En verano, vuelven los
charlatanes del crecepelo, como en las ferias de antaño.
Decir la verdad y no
mentir suele ser un verdadero galimatías que no resuelven los apoyos
lingüísticos y mediáticos de que disponen quienes nos gobiernan.
Fue Martínez Maíllo quien, preguntado sobre las declaraciones que
en calidad de testigo habría de hacer Mariano Rajoy en la Audiencia Nacional,
advirtió que era importante recalcar que “no aporta nada”. Lo dijo el 20 de
abril y volvió a repetirlo el
pasado 11 de julio. Es la muletilla bajo la que se esconden siempre que algo
se cruza en su demostrada trayectoria de tener siempre razón y ser selectos. Múltiples
ejemplos hay en la hemeroteca de ilustres parlante que están haciendo un
prácticum acelerado en competencias adecuadas para ejercer en política sin que
se note el más alto nivel de incompatibilidad entre verdad y apariencias. Como
en el Antiguo Régimen, seguimos en que a cada cual según su condición y las
condiciones “propias de su sexo”, según se decía. A la igualdad se le buscan
acomodos más que simbólicos hasta para declarar; no sea que la ciudadanía se
confunda en situaciones tan graves como las que llevan “ante
un juez” a personas que, en otra época, tenían sus propias magistraturas y
leyes.
Lo conveniente
A lo que se ve, no hemos avanzado mucho en este terreno. Como en
muchas otras ocasiones, lo conveniente se ha comido a lo auténtico. Y como casi
siempre, el conjunto de imponderables ha debido ser tal que la maraña de
considerandos ha obnubilado las exigencias de lo verdadero.

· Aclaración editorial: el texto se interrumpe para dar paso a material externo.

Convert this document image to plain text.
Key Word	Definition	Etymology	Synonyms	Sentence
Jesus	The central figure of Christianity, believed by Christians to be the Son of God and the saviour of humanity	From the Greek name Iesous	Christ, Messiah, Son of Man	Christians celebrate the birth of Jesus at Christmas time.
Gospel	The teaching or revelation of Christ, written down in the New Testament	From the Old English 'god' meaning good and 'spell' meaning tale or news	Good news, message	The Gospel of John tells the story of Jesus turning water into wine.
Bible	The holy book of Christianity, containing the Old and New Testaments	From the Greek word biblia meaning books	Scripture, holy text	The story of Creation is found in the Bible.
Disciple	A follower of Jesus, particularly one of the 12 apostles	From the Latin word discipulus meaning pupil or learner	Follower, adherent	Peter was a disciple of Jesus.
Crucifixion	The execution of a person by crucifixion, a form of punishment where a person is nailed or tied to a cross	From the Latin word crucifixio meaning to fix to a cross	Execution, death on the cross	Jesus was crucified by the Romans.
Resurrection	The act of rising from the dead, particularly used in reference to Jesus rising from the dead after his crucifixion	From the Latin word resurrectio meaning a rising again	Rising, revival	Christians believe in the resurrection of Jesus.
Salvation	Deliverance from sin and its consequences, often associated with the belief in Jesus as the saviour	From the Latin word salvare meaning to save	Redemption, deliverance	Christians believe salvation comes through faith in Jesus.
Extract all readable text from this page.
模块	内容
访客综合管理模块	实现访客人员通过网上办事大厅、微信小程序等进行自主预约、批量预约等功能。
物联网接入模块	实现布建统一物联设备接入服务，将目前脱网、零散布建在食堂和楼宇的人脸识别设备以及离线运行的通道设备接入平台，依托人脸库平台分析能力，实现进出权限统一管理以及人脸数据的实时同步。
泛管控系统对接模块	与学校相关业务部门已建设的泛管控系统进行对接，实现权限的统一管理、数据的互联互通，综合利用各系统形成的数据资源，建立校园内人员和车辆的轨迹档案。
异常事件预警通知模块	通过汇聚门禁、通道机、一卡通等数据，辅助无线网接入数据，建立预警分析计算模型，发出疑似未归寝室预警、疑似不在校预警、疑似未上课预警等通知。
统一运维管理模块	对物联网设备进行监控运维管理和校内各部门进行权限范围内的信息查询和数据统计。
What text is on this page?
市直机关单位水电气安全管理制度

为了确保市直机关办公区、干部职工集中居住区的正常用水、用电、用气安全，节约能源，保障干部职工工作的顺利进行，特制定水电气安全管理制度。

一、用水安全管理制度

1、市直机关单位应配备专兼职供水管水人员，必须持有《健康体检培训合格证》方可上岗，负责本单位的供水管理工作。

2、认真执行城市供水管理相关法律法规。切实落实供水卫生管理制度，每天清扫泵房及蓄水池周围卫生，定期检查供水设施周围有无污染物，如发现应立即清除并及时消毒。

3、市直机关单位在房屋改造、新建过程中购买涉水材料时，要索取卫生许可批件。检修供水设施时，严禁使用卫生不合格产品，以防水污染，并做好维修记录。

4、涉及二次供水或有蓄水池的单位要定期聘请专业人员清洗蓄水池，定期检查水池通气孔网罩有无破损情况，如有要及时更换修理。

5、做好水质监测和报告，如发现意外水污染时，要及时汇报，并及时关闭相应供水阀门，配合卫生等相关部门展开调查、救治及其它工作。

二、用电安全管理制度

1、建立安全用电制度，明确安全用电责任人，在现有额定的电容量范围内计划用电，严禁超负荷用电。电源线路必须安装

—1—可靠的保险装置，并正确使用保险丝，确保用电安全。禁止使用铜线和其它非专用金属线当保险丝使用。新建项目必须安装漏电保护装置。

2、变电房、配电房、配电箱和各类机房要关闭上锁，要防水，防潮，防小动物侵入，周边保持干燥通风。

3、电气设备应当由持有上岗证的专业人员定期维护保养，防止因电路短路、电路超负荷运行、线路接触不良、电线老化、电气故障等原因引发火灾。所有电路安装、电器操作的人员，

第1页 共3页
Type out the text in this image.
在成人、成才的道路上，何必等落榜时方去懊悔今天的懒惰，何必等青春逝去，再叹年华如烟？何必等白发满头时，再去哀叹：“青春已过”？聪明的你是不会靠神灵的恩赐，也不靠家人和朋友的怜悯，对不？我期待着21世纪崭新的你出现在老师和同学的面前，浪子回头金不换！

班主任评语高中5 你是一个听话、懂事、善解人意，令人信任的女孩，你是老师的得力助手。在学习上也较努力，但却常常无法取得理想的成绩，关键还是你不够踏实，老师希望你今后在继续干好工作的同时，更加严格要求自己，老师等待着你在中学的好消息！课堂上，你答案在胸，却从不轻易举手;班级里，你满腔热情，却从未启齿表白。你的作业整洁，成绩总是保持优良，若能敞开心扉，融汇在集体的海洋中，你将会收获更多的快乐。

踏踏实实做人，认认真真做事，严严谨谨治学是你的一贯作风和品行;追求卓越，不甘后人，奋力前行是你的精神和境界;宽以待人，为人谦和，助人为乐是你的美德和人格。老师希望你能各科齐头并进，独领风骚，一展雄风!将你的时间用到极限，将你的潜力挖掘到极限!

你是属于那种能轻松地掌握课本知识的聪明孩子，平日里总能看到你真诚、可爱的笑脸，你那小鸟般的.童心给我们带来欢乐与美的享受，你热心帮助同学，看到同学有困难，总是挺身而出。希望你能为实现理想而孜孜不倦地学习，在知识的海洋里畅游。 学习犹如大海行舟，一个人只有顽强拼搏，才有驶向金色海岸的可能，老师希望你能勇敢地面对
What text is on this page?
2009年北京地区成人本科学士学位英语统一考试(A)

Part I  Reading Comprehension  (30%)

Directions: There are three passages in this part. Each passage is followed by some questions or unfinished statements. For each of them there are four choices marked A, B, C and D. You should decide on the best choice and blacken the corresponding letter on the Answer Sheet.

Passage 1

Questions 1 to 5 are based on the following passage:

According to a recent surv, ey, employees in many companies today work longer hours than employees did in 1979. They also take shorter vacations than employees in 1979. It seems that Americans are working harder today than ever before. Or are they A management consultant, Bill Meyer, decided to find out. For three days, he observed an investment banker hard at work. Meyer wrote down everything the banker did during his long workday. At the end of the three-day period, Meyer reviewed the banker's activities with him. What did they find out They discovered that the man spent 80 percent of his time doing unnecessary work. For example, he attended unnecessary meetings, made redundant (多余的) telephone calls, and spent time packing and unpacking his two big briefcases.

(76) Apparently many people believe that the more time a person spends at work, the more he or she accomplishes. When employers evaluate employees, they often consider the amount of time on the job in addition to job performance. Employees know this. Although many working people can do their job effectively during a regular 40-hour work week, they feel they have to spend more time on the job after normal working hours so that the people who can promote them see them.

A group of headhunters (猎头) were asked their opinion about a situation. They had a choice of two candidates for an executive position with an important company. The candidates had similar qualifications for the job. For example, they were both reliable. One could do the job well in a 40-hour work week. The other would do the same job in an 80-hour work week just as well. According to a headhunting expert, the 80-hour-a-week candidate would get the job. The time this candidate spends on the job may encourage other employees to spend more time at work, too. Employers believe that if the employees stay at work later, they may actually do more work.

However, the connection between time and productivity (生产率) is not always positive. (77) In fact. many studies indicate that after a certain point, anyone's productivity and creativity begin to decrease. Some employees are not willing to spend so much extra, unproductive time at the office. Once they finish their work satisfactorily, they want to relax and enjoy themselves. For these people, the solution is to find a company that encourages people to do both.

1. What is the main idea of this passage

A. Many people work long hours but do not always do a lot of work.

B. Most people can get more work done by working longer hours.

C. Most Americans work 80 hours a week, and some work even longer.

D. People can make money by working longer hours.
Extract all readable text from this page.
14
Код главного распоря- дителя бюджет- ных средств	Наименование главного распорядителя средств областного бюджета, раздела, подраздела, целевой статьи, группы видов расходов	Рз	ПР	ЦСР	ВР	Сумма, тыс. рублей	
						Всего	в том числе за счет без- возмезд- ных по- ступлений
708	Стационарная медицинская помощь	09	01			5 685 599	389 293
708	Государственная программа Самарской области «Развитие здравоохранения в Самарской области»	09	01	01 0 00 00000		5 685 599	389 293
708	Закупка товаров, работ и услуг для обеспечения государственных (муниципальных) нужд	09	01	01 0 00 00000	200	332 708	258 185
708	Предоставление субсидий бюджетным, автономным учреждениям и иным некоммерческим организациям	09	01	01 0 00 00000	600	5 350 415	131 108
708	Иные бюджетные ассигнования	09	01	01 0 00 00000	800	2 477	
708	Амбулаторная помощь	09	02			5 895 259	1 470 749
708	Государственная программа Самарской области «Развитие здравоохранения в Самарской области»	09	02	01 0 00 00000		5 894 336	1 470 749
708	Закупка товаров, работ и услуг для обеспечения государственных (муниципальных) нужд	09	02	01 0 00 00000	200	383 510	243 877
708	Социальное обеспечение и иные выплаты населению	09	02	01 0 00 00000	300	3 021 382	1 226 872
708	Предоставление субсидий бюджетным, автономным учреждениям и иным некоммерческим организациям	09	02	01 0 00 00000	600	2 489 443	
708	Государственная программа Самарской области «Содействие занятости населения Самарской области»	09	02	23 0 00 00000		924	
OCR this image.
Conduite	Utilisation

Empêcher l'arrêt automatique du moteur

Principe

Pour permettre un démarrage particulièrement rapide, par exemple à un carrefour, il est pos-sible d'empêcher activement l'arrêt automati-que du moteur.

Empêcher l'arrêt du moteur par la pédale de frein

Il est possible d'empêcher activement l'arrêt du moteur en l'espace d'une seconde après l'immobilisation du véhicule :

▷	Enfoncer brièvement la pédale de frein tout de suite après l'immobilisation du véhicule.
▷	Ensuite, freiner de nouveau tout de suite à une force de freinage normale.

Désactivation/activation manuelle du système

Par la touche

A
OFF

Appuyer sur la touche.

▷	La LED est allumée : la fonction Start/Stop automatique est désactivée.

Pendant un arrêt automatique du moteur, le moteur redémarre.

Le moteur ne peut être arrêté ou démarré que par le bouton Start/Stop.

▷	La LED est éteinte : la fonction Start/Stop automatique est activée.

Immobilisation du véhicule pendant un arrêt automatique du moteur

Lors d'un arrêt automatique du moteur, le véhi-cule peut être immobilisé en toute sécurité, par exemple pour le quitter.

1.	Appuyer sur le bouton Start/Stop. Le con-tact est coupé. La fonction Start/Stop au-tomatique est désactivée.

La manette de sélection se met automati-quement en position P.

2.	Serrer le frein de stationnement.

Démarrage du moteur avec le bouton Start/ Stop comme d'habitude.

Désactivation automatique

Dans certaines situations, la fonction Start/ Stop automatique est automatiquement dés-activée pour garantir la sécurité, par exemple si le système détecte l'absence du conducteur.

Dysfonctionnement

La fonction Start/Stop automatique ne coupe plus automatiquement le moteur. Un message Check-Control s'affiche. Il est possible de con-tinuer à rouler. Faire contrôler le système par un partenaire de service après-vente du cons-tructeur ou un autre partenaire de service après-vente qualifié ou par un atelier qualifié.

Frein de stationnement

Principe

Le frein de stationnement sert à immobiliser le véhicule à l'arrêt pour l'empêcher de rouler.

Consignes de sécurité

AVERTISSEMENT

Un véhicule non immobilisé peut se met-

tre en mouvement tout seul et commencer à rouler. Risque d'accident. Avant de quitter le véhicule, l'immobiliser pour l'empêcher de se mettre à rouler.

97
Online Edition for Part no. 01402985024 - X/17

En tales
circunstancias, decir la verdad y no mentir suele ser un verdadero galimatías
que no resuelven los apoyos lingüísticos y mediáticos, por más que, como quiso
dejar sentado Rajoy tras su comparecencia en la Audiencia Nacional a propósito de
la corrupción y sus gestores, incierto es que “todo
lo exagerado acaba por ser irrelevante”.
Disculparse de lo no dicho y criticar que quienes le llevaron allí como
testigo quieran verle en el Congreso en
la expectativa de que caiga en contradicción, ha sido todo uno en esta ocasión.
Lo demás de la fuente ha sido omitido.